Observability Data Model#
classDiagram
class StepRecord {
+str step_id
+int problem_idx
+int repeat
+str prompt
+str expected_answer
+ModelResponse model_response
+float reward
+str extracted_answer
+str scoring_method
+dict scoring_details
+float seed_ms
+float model_ms
+float verify_ms
+str failure_category
}
class ModelResponse {
+str content
+str model
+str finish_reason
+int prompt_tokens
+int completion_tokens
+int reasoning_tokens
+float latency_ms
+dict raw_response
}
class RuntimeStats {
+int total_steps
+int total_tokens
+float elapsed_seconds
+dict latency_percentiles_ms
+float tokens_per_second
+float steps_per_second
+int model_errors
}
class FailureReport {
+int total_failures
+float failure_rate
+dict categories
+list exemplars
}
StepRecord --> ModelResponse
Resilience and Resume#
Multi-benchmark suites use CheckpointManager to track per-benchmark completion:
flowchart LR
START["nel eval run suite.yaml"] --> B1["Benchmark 1"]
B1 -->|"completed"| CKPT1["checkpoint: done"]
CKPT1 --> B2["Benchmark 2"]
B2 -->|"FAILED"| CKPT2["checkpoint: failed"]
CKPT2 --> B3["Benchmark 3"]
B3 -->|"completed"| CKPT3["checkpoint: done"]
CKPT3 --> SUMMARY["Summary: 2 done, 1 failed"]
SUMMARY --> RESUME["nel eval run suite.yaml --resume"]

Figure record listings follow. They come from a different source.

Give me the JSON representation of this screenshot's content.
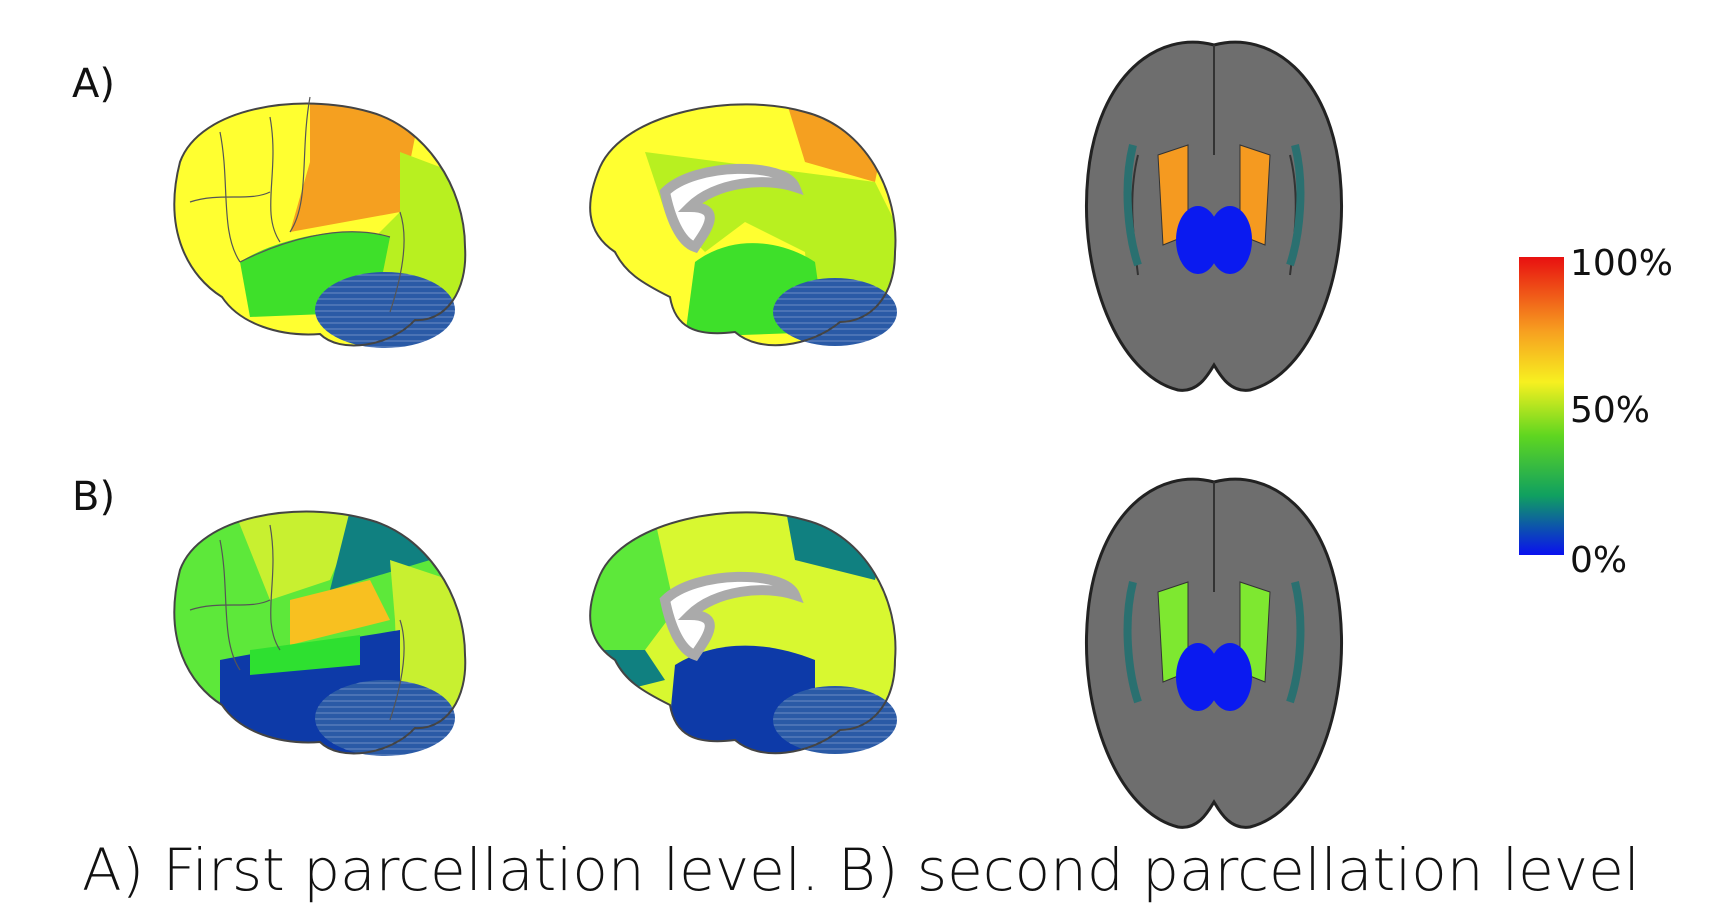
{
  "panels": [
    {
      "label": "A)"
    },
    {
      "label": "B)"
    }
  ],
  "colorbar": {
    "labels": [
      "100%",
      "50%",
      "0%"
    ]
  },
  "caption": "A) First parcellation level. B) second parcellation level"
}
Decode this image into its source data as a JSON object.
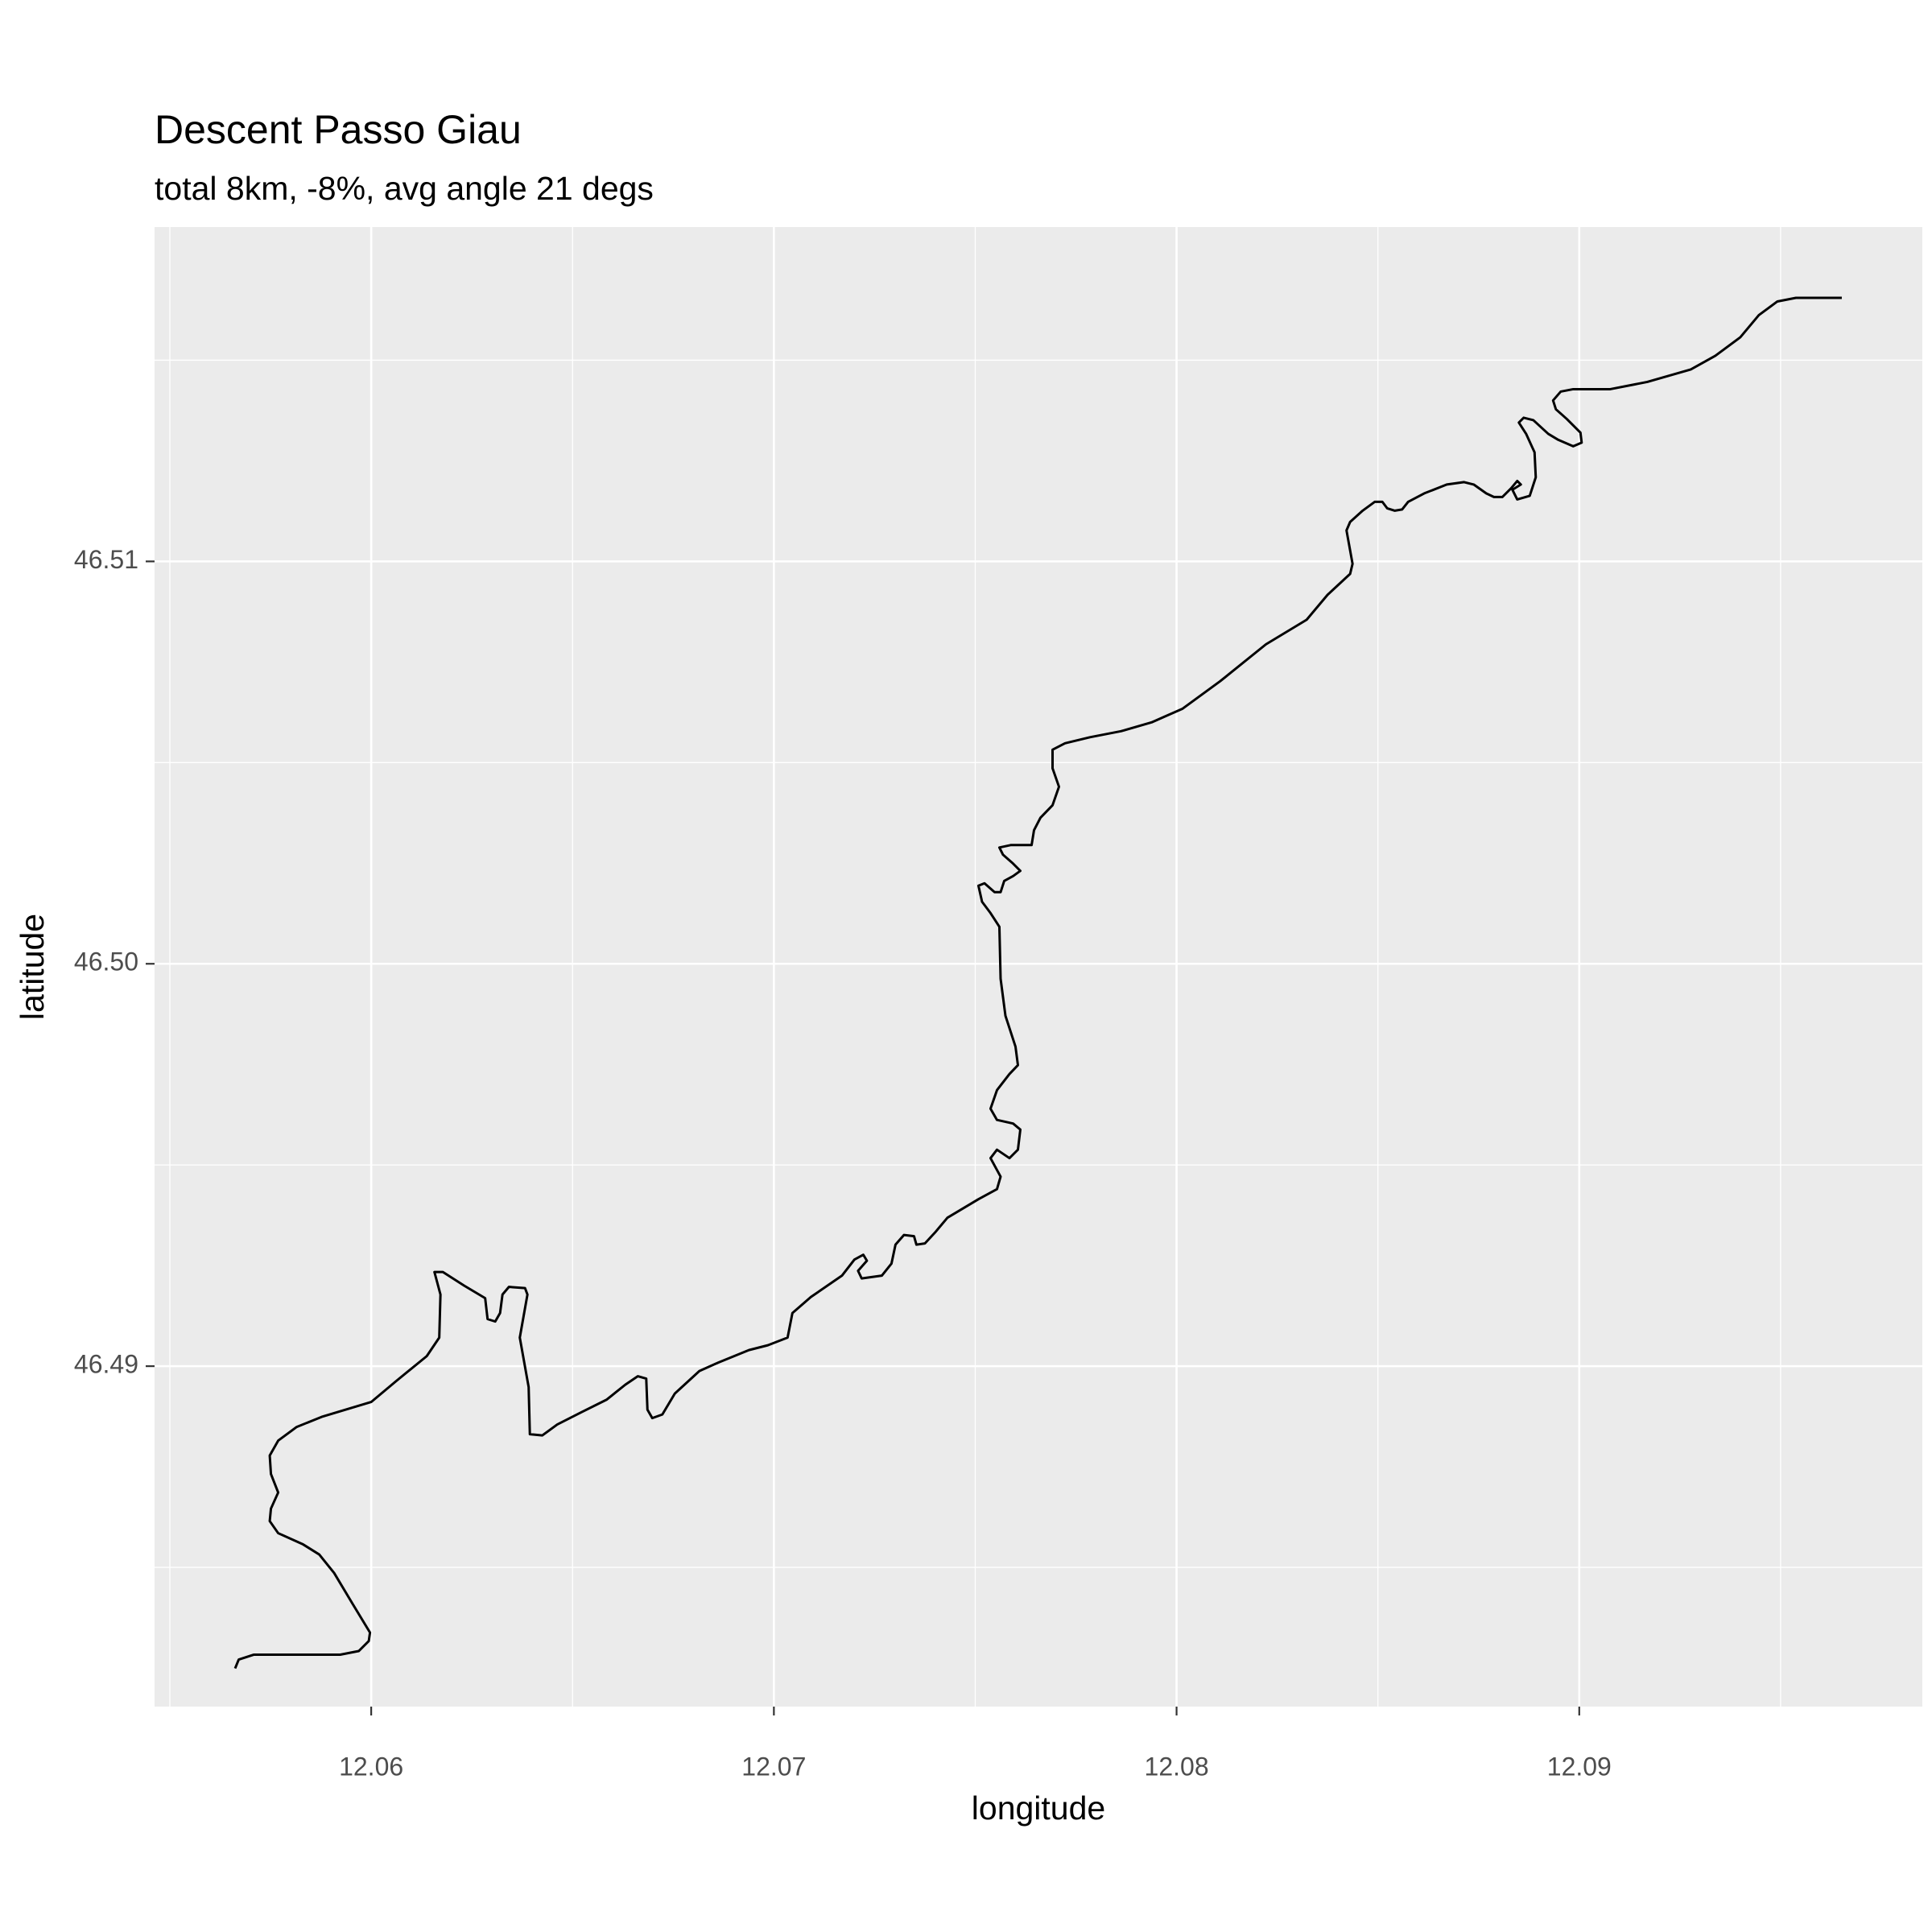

RESUME --> B2R["Retry Benchmark 2"]
Failure isolation: A failing benchmark is caught, logged, and skipped. The suite continues to the next benchmark.
Checkpoint tracking: Each benchmark’s status (completed/failed) is persisted to disk under the output directory.
Resume:
--resumeskips completed benchmarks and retries failed ones. Without--resume, checkpoints are cleared for a fresh run.